Re: [PATCH] mm: introduce MADV_CLR_HUGEPAGE
From: Michal Hocko
Date: Wed May 31 2017 - 06:24:50 EST
On Wed 31-05-17 12:27:00, Mike Rapoport wrote:
> On Wed, May 31, 2017 at 10:24:14AM +0200, Michal Hocko wrote:
> > On Wed 31-05-17 08:30:08, Vlastimil Babka wrote:
> > > On 05/30/2017 06:06 PM, Andrea Arcangeli wrote:
> > > >
> > > > I'm not sure if it should be considered a bug, the prctl is intended
> > > > to use normally by wrappers so it looks optimal as implemented this
> > > > way: affecting future vmas only, which will all be created after
> > > > execve executed by the wrapper.
> > > >
> > > > What's the point of messing with the prctl so it mangles over the
> > > > wrapper process own vmas before exec? Messing with those vmas is pure
> > > > wasted CPUs for the wrapper use case which is what the prctl was
> > > > created for.
> > > >
> > > > Furthermore there would be the risk a program that uses the prctl not
> > > > as a wrapper and then calls the prctl to clear VM_NOHUGEPAGE from
> > > > def_flags assuming the current kABI. The program could assume those
> > > > vmas that were instantiated before disabling the prctl are still with
> > > > VM_NOHUGEPAGE set (they would not after the change you propose).
> > > >
> > > > Adding a scan of all vmas to PR_SET_THP_DISABLE to clear VM_NOHUGEPAGE
> > > > on existing vmas looks more complex too and less finegrined so
> > > > probably more complex for userland to manage
> > >
> > > I would expect the prctl wouldn't iterate all vma's, nor would it modify
> > > def_flags anymore.
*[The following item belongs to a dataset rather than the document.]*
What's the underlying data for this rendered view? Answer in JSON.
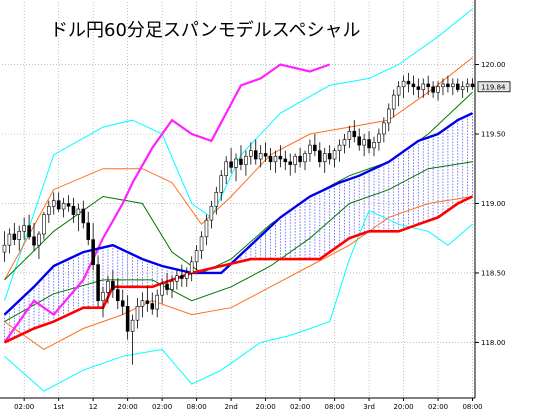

It would just set a flag somewhere in mm struct that
> > > would be considered in addition to the per-vma flags when deciding
> > > whether to use THP.
> >
> > Exactly. Something like the below (not even compile tested).
>
> If we set aside the argument for keeping the kABI, this seems, hmm, a bit
> more complex than new madvise() :)
Yes, code wise it is more LOC which is not all that great but semantic
wise it make much more sense than the current implementation of
PR_SET_THP_DISABLE.
> It seems that for CRIU usecase such behaviour of prctl will work and it
> probably will be even more convenient than madvise(). Nonetheless, I think
> madvise() is the more elegant and correct solution.
>
> > > We could consider whether MADV_HUGEPAGE should be
> > > able to override the prctl or not.
> >
> > This should be a master override to any per vma setting.
>
> Currently, MADV_HUGEPAGE overrides the prctl(PR_SET_THP_DISABLE)...
> AFAIU, the prctl was intended to work with applications unaware of THP and
> for the cases where addition of MADV_*HUGEPAGE to the application was not
> an option.
which makes it even more weird API IMHO.
--
Michal Hocko
SUSE Labs